Grep PDF | pdf-mcp Documentation

Search for text patterns within PDF documents. This endpoint works like grep but for PDFs - it searches text content per-page and returns matching text with page numbers, character positions, and surrounding context. Ideal for coding agents and automated document analysis.

Endpoint

POST /grepPdf

Authentication

Requires a valid API key or OAuth token in the Authorization header:

Authorization: Bearer YOUR_API_KEY

See Authentication for details.

Request Body

Content-Type: application/json or multipart/form-data

Field	Type	Required	Description
`pdf_base64`	string	Conditional	Base64-encoded PDF file
`pdf_url`	string	Conditional	URL to fetch the PDF from
`file`	file	Conditional	PDF file upload (multipart only)
`pattern`	string	Yes	Search pattern (plain text or regex)
`regex`	boolean	No	Treat pattern as regex (default: false)
`ignore_case`	boolean	No	Case-insensitive search (default: true)
`pages`	array/string	No	Page numbers to search (1-indexed)
`context`	integer	No	Characters of context around each match (default: 100, max: 500)
`count_only`	boolean	No	Only return match counts, not text context (default: false)

Note: You must provide exactly one of: pdf_base64, pdf_url, or file.

Field Details

pdf_base64 (conditional)

A base64-encoded PDF file. Use this when you have the PDF data in memory or need to send it as part of a JSON payload. The encoded string should not include the data URI prefix.

pdf_url (conditional)

A publicly accessible URL where the PDF can be fetched. The server will download the PDF from this URL before processing. Supports redirects.
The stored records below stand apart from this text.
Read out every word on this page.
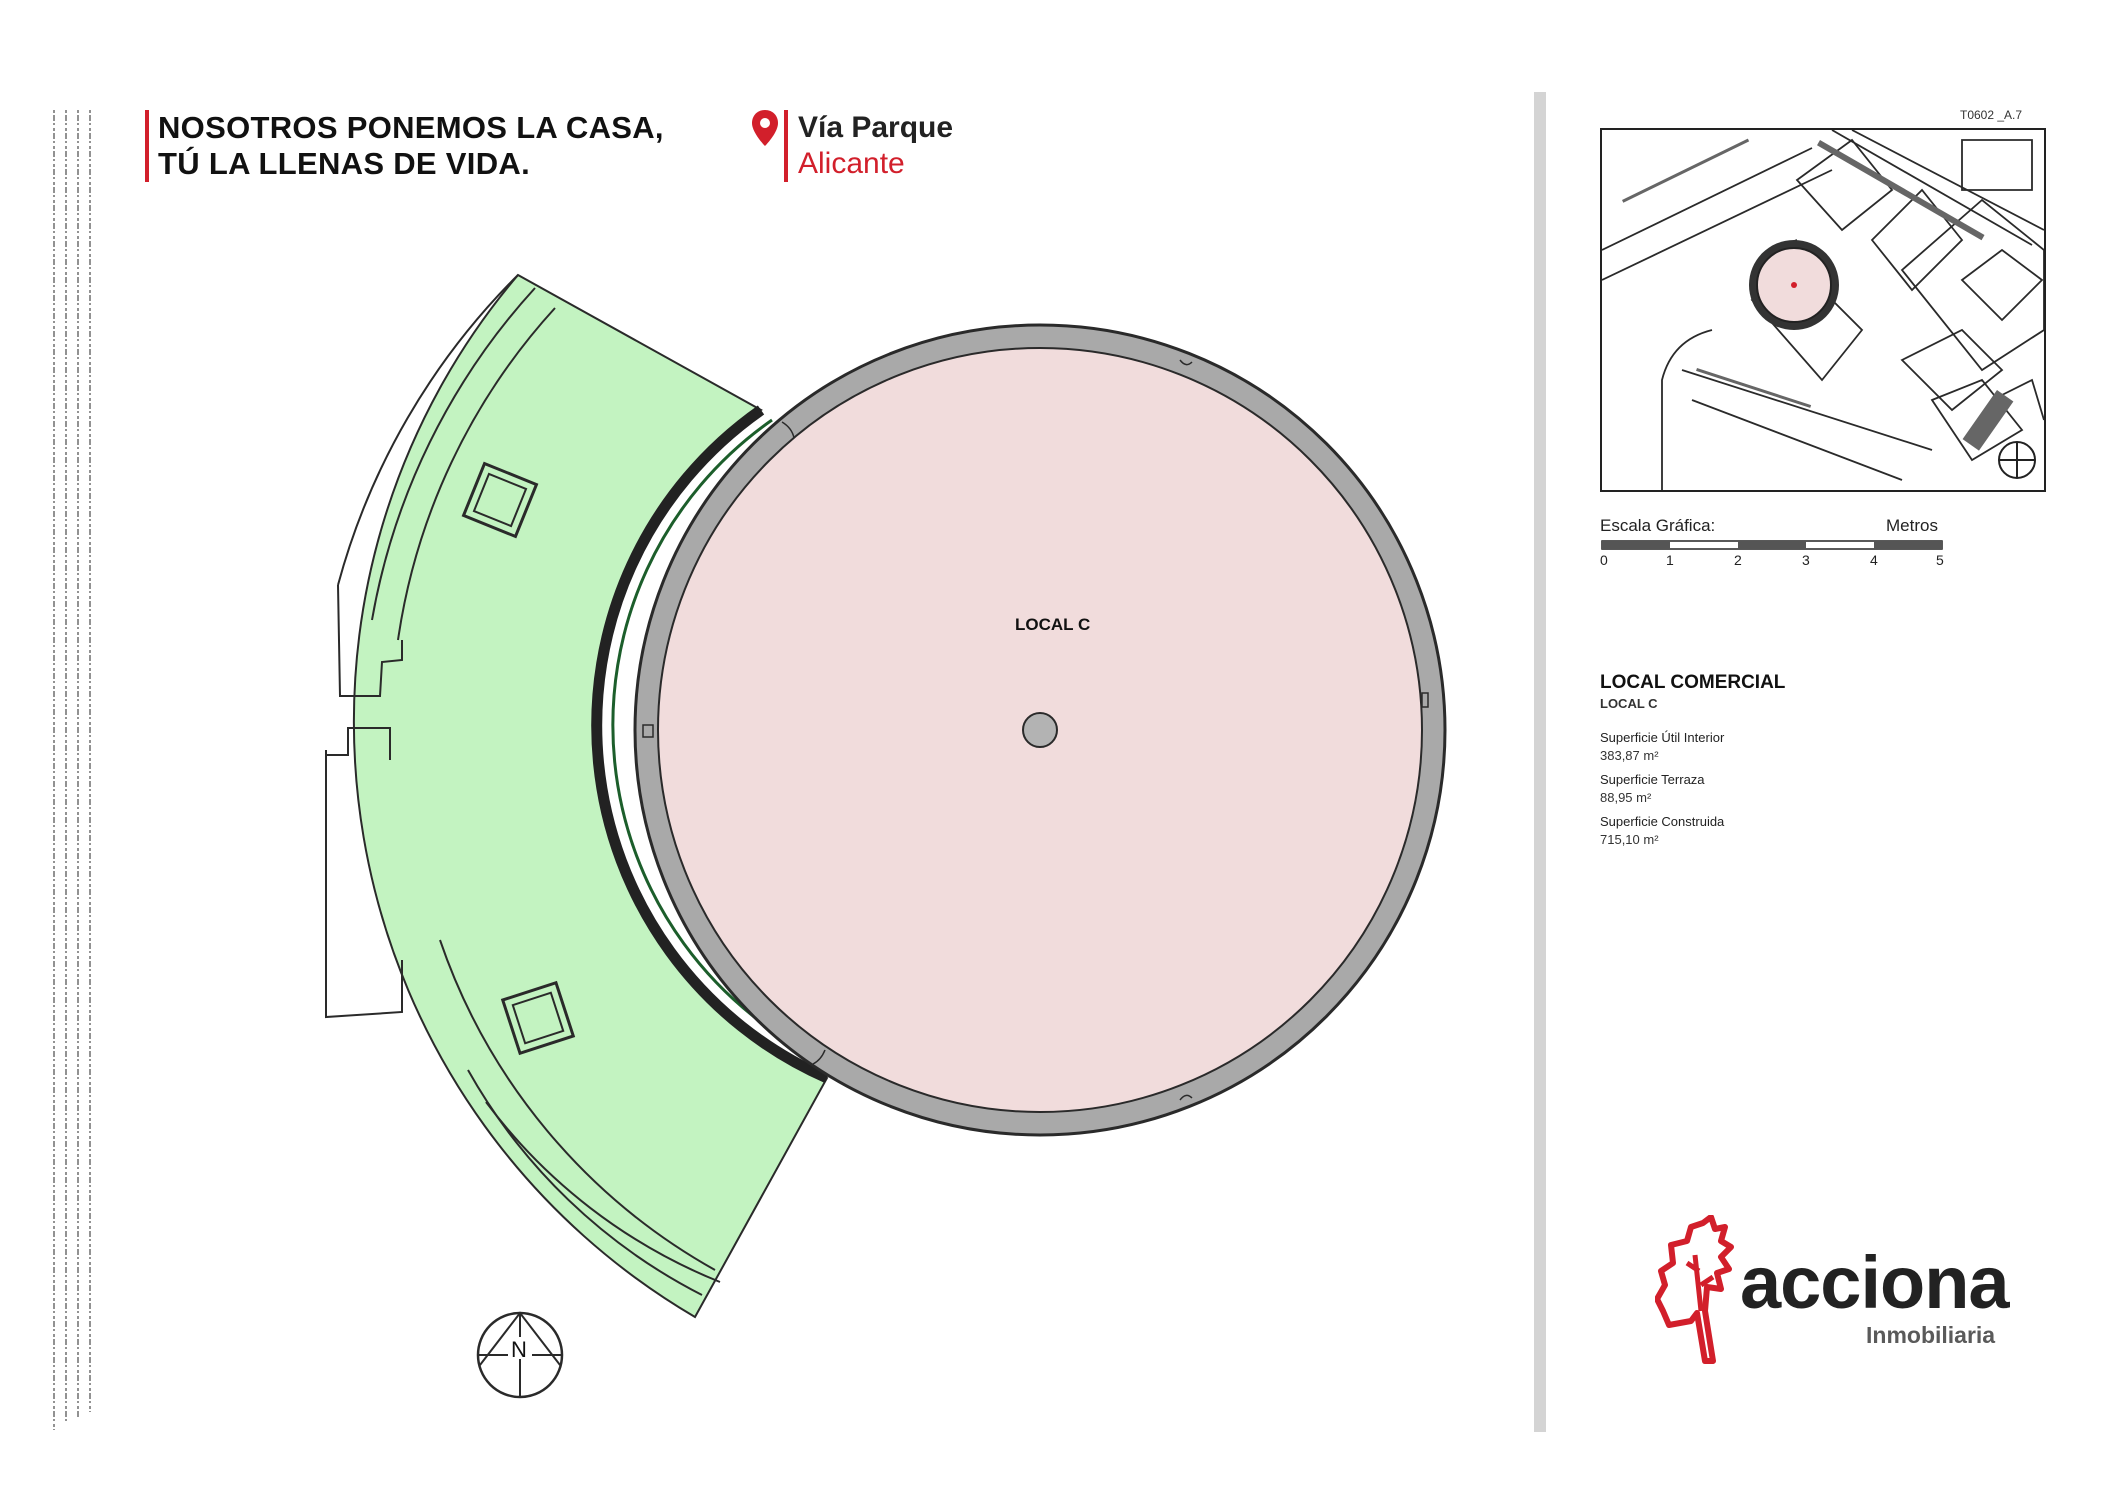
NOSOTROS PONEMOS LA CASA,
TÚ LA LLENAS DE VIDA.
Vía Parque
Alicante
LOCAL C
N
T0602 _A.7
Escala Gráfica:	Metros
0	1	2	3	4	5
LOCAL COMERCIAL
LOCAL C
Superficie Útil Interior
383,87 m²
Superficie Terraza
88,95 m²
Superficie Construida
715,10 m²
acciona
Inmobiliaria
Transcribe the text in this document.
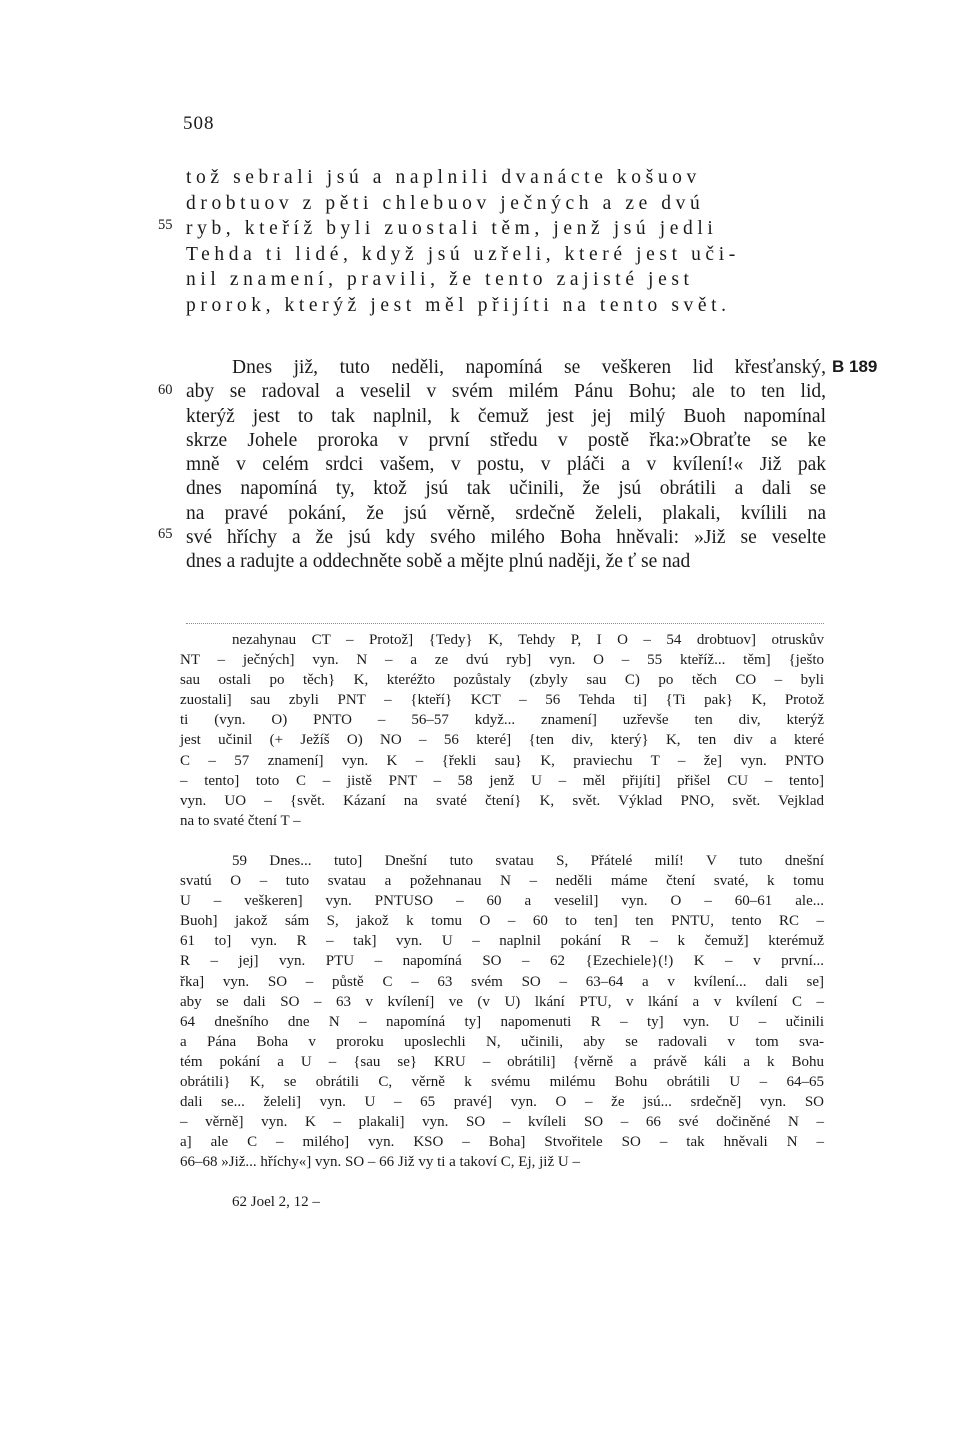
508
tož sebrali jsú a naplnili dvanácte košuov
drobtuov z pěti chlebuov ječných a ze dvú
ryb, kteříž byli zuostali těm, jenž jsú jedli
Tehda ti lidé, když jsú uzřeli, které jest uči-
nil znamení, pravili, že tento zajisté jest
prorok, kterýž jest měl přijíti na tento svět.
55
60
65
B 189
Dnes již, tuto neděli, napomíná se veškeren lid křesťanský,
aby se radoval a veselil v svém milém Pánu Bohu; ale to ten lid,
kterýž jest to tak naplnil, k čemuž jest jej milý Buoh napomínal
skrze Johele proroka v první středu v postě řka:»Obraťte se ke
mně v celém srdci vašem, v postu, v pláči a v kvílení!« Již pak
dnes napomíná ty, ktož jsú tak učinili, že jsú obrátili a dali se
na pravé pokání, že jsú věrně, srdečně želeli, plakali, kvílili na
své hříchy a že jsú kdy svého milého Boha hněvali: »Již se veselte
dnes a radujte a oddechněte sobě a mějte plnú naději, že ť se nad
nezahynau CT – Protož] {Tedy} K, Tehdy P, I O – 54 drobtuov] otruskův
NT – ječných] vyn. N – a ze dvú ryb] vyn. O – 55 kteříž... těm] {ješto
sau ostali po těch} K, kteréžto pozůstaly (zbyly sau C) po těch CO – byli
zuostali] sau zbyli PNT – {kteří} KCT – 56 Tehda ti] {Ti pak} K, Protož
ti (vyn. O) PNTO – 56–57 když... znamení] uzřevše ten div, kterýž
jest učinil (+ Ježíš O) NO – 56 které] {ten div, který} K, ten div a které
C – 57 znamení] vyn. K – {řekli sau} K, praviechu T – že] vyn. PNTO
– tento] toto C – jistě PNT – 58 jenž U – měl přijíti] přišel CU – tento]
vyn. UO – {svět. Kázaní na svaté čtení} K, svět. Výklad PNO, svět. Vejklad
na to svaté čtení T –
59 Dnes... tuto] Dnešní tuto svatau S, Přátelé milí! V tuto dnešní
svatú O – tuto svatau a požehnanau N – neděli máme čtení svaté, k tomu
U – veškeren] vyn. PNTUSO – 60 a veselil] vyn. O – 60–61 ale...
Buoh] jakož sám S, jakož k tomu O – 60 to ten] ten PNTU, tento RC –
61 to] vyn. R – tak] vyn. U – naplnil pokání R – k čemuž] kterémuž
R – jej] vyn. PTU – napomíná SO – 62 {Ezechiele}(!) K – v první...
řka] vyn. SO – půstě C – 63 svém SO – 63–64 a v kvílení... dali se]
aby se dali SO – 63 v kvílení] ve (v U) lkání PTU, v lkání a v kvílení C –
64 dnešního dne N – napomíná ty] napomenuti R – ty] vyn. U – učinili
a Pána Boha v proroku uposlechli N, učinili, aby se radovali v tom sva-
tém pokání a U – {sau se} KRU – obrátili] {věrně a právě káli a k Bohu
obrátili} K, se obrátili C, věrně k svému milému Bohu obrátili U – 64–65
dali se... želeli] vyn. U – 65 pravé] vyn. O – že jsú... srdečně] vyn. SO
– věrně] vyn. K – plakali] vyn. SO – kvíleli SO – 66 své dočiněné N –
a] ale C – milého] vyn. KSO – Boha] Stvořitele SO – tak hněvali N –
66–68 »Již... hříchy«] vyn. SO – 66 Již vy ti a takoví C, Ej, již U –
62 Joel 2, 12 –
file (conditional, multipart only)

Direct file upload via multipart form data. This is the simplest option when you have the PDF file available locally.

pattern (required)

The search pattern to look for. By default, this is treated as a literal string. Set regex: true to use regular expression syntax.

regex (optional)

When true, the pattern is interpreted as a regular expression. When false (default), the pattern is treated as a literal string and special characters are escaped automatically.

ignore_case (optional)

When true (default), matching is case-insensitive. Set to false for case-sensitive searches.

pages (optional)

Specify which pages to search:

JSON format: Array of integers [1, 2, 5]
Multipart format: Comma-separated string "1,2,5"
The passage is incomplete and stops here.